Prepare for a server wipe in Release 17, but there are a number of reasons why you shouldn’t be bummed about the global reset. While Starr Long is out working his way around Europe, having finally been convinced that he needs a vacation, Chris Spears, and Richard Garriott took time to walk me through some of the big updates we can expect in Shroud of the Avatar’s 17th monthly release.
The big move in this update is an extensive overhaul of the crafting system. Initial implementations were introduced a couple releases back when the gathering skills were updated with unique bonuses. Where players who spend points in gathering harvest faster and get chances for harvesting resources to respawn the node after the last strike, points in the new crafting system will be a primary source of bonuses for crafted gear and come with their own cool set of events.
This release is the realization of an idea Richard Garriott had talked to me about nearly a year and a half ago. In his initial explanation of what he wanted to accomplish, Richard used the act of baking bread as an example for what he was intending. They’re right on track with his earlier vision, so I’ll just dip back into my notes and use the same example here.
To begin with, he wanted to explain Portalarium’s position with crafting failures. They want to be fairly forgiving where it’s concerned, but within reason. As Richard noted, bread has a lot of ingredients and failing doesn’t mean you lose everything. Rather, you get something sort of like bread that may not be exactly appetizing but is still minimally nourishing.
By the same token, there are plenty of opportunities in the process to recover from failure. Finding the dough a bit dry, you might add water or alternatively add flour if it’s too wet. In either case, even an unmitigated failure might net you something unexpectedly good. What was intended as biscuit dough might turn out to be ideal for a pizza. Thus the small problems here and there can lead to really good things.
You might also add additional seasonings mid-attempt to create a variant of a more generic recipe, and it’s this idea along with the random events that create the need for a wipe. After this new system is introduced, crafting will be much more robust and the generic items in the game now need to be removed as they don’t follow the same format. That said, don’t be surprised if some aspects of crafting are a little light. I think you can look at how combat was rolled out for an indication of how this is likely to go. I expect we’ll see the generic structure take form in this pass along with some of the options for tweaking generic recipes, and find more added in each pass.

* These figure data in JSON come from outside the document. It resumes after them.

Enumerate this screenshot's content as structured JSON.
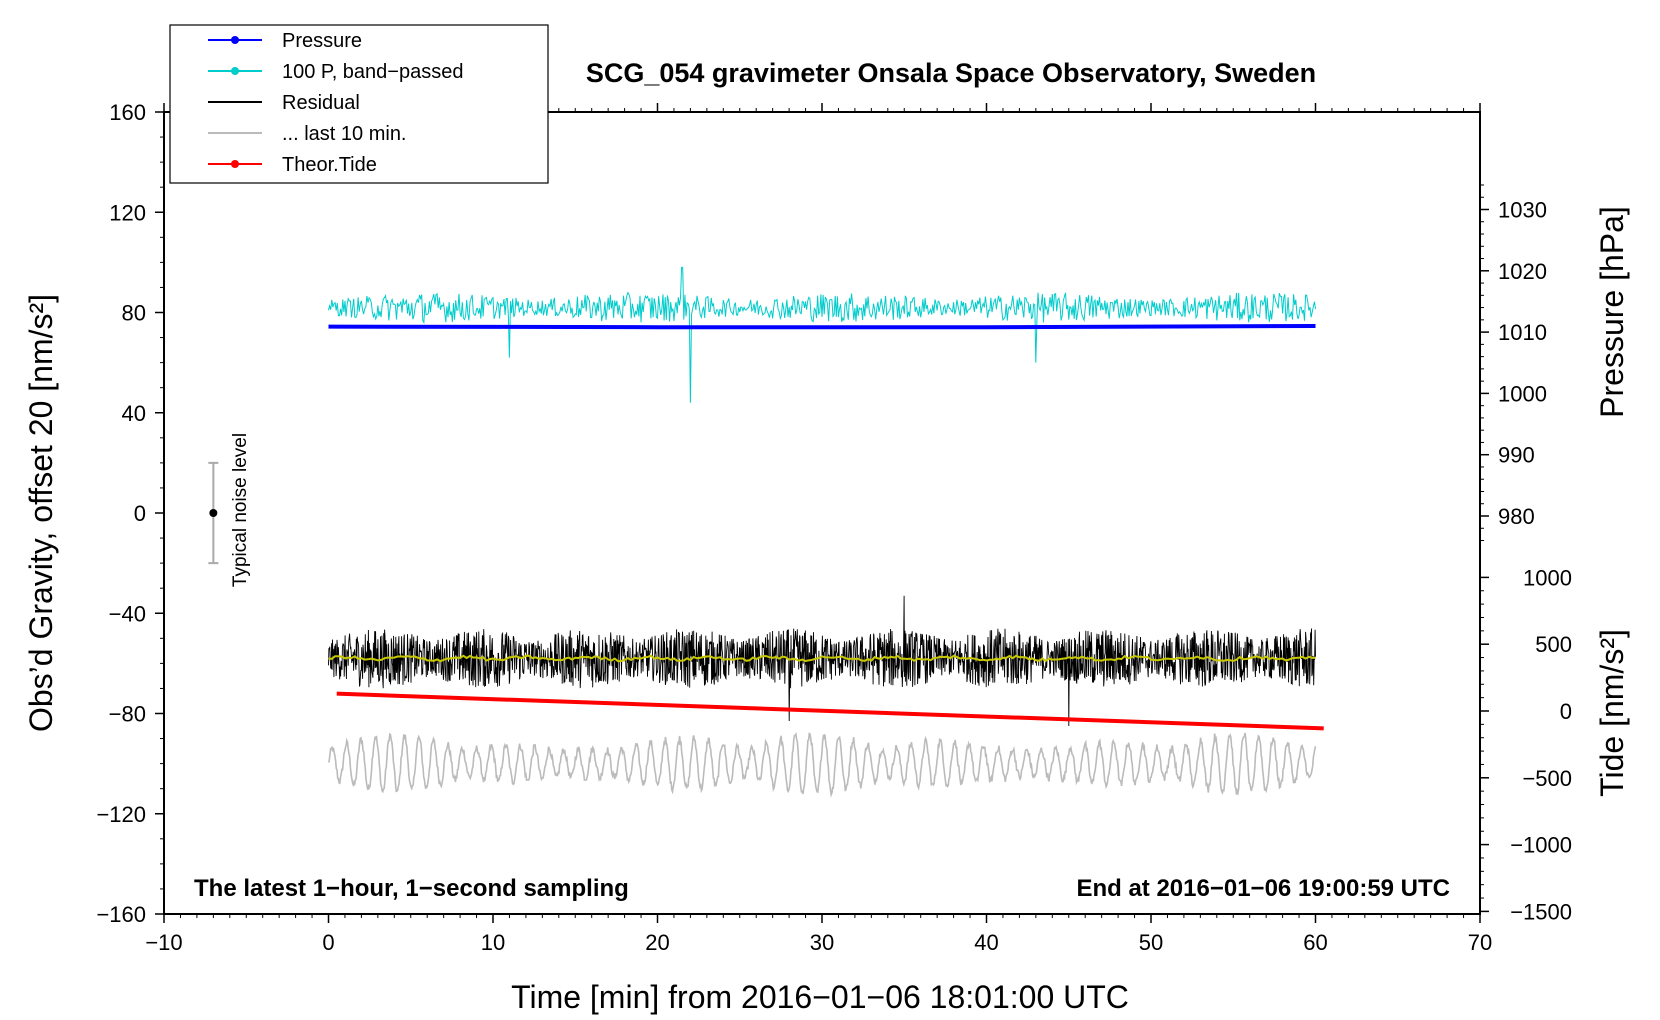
{
  "chart_data": {
    "type": "line",
    "title": "SCG_054 gravimeter Onsala Space Observatory, Sweden",
    "xlabel": "Time [min] from 2016−01−06 18:01:00 UTC",
    "ylabel_left": "Obs’d Gravity, offset 20 [nm/s²]",
    "ylabel_right_pressure": "Pressure [hPa]",
    "ylabel_right_tide": "Tide [nm/s²]",
    "xlim": [
      -10,
      70
    ],
    "ylim": [
      -160,
      160
    ],
    "pressure_ylim": [
      975,
      1035
    ],
    "tide_ylim": [
      -1500,
      1500
    ],
    "x_ticks": [
      -10,
      0,
      10,
      20,
      30,
      40,
      50,
      60,
      70
    ],
    "x_tick_labels": [
      "−10",
      "0",
      "10",
      "20",
      "30",
      "40",
      "50",
      "60",
      "70"
    ],
    "y_ticks": [
      -160,
      -120,
      -80,
      -40,
      0,
      40,
      80,
      120,
      160
    ],
    "y_tick_labels": [
      "−160",
      "−120",
      "−80",
      "−40",
      "0",
      "40",
      "80",
      "120",
      "160"
    ],
    "pressure_ticks": [
      980,
      990,
      1000,
      1010,
      1020,
      1030
    ],
    "pressure_tick_labels": [
      "980",
      "990",
      "1000",
      "1010",
      "1020",
      "1030"
    ],
    "tide_ticks": [
      -1500,
      -1000,
      -500,
      0,
      500,
      1000
    ],
    "tide_tick_labels": [
      "−1500",
      "−1000",
      "−500",
      "0",
      "500",
      "1000"
    ],
    "annotation_left": "The latest 1−hour, 1−second sampling",
    "annotation_right": "End at 2016−01−06 19:00:59 UTC",
    "noise_bar_label": "Typical noise level",
    "noise_bar": {
      "x": -7,
      "y": 0,
      "low": -20,
      "high": 20
    },
    "legend": {
      "placement": "top-left",
      "entries": [
        {
          "label": "Pressure",
          "color": "#0000ff",
          "marker": true
        },
        {
          "label": "100 P, band−passed",
          "color": "#00cccc",
          "marker": true
        },
        {
          "label": "Residual",
          "color": "#000000",
          "marker": false
        },
        {
          "label": "... last 10 min.",
          "color": "#bbbbbb",
          "marker": false
        },
        {
          "label": "Theor.Tide",
          "color": "#ff0000",
          "marker": true
        }
      ]
    },
    "series": [
      {
        "name": "Pressure",
        "axis": "pressure",
        "color": "#0000ff",
        "x": [
          0,
          20,
          40,
          60
        ],
        "y": [
          1010.9,
          1010.8,
          1010.8,
          1011.0
        ]
      },
      {
        "name": "100 P, band−passed",
        "axis": "left",
        "color": "#00cccc",
        "x": [
          0,
          60
        ],
        "baseline": 82,
        "amplitude": 5,
        "spikes": [
          {
            "x": 11,
            "y": 99
          },
          {
            "x": 11,
            "y": 62
          },
          {
            "x": 21.5,
            "y": 98
          },
          {
            "x": 22,
            "y": 44
          },
          {
            "x": 43,
            "y": 60
          }
        ]
      },
      {
        "name": "Residual",
        "axis": "left",
        "color": "#000000",
        "x": [
          0,
          60
        ],
        "baseline": -58,
        "amplitude": 10,
        "spikes": [
          {
            "x": 28,
            "y": -33
          },
          {
            "x": 28,
            "y": -83
          },
          {
            "x": 35,
            "y": -33
          },
          {
            "x": 45,
            "y": -34
          },
          {
            "x": 45,
            "y": -85
          }
        ]
      },
      {
        "name": "Residual smoothed",
        "axis": "left",
        "color": "#c8c800",
        "x": [
          0,
          60
        ],
        "baseline": -58,
        "amplitude": 1
      },
      {
        "name": "... last 10 min.",
        "axis": "left",
        "color": "#bbbbbb",
        "x": [
          0,
          60
        ],
        "baseline": -100,
        "amplitude": 12
      },
      {
        "name": "Theor.Tide",
        "axis": "tide",
        "color": "#ff0000",
        "x": [
          0.5,
          60.5
        ],
        "y": [
          130,
          -130
        ]
      }
    ]
  }
}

Brandon Cotton, who initially prototyped the crafting system, walked me through some of the options they have on the table for creating later complexities in the system. Carebears rejoice, you’re finally getting some much-needed love, and the door is wide open for increasingly complex crafting on down the road. The devs point out that they likely won’t even announce some additions, so master crafters will have a reason to experiment on occasion.
By the way, if you’ve had trouble finding a vacant lot for a house of your own, the wipe means this will be a good chance to land some prime real estate. Don’t expect status quo, however. There are some changes coming that impact houses, as well.
For one, PaxLair as the longest running in-game community from Ultima Online, is getting their initial player village in the game. Governor Winfield was visiting the Portalarium offices the same day I stopped in to visit with Richard and the guys, and was working with devs to create the layout of the new PaxLair community as it’ll exist in Shroud of the Avatar. I got an early look at what they were working on, and the result of developer and backer contribution once again proves itself with outstanding results.
PaxLair is just one of the many player-owned communities to pop up in Shroud, however. Plenty of other villages and small cities will be added over the next several releases as developers team up with organized backers to customize the scenes. That means new housing locations will be up for grabs, and hopefully make for an early buyer’s market in some of the more public areas.
Where and how houses are placed is changing a bit in some locations, too. Players will now have the option of what sort of fence or wall they want along the parameter of their yards, or if they want anything at all. Also, the team is working on a new placement system that in some areas will allow players to place houses where and however they want. To me, it sounds a bit more like what you saw in UO, though there’s obvious room for griefing that they’ll need to work out before implementing it totally.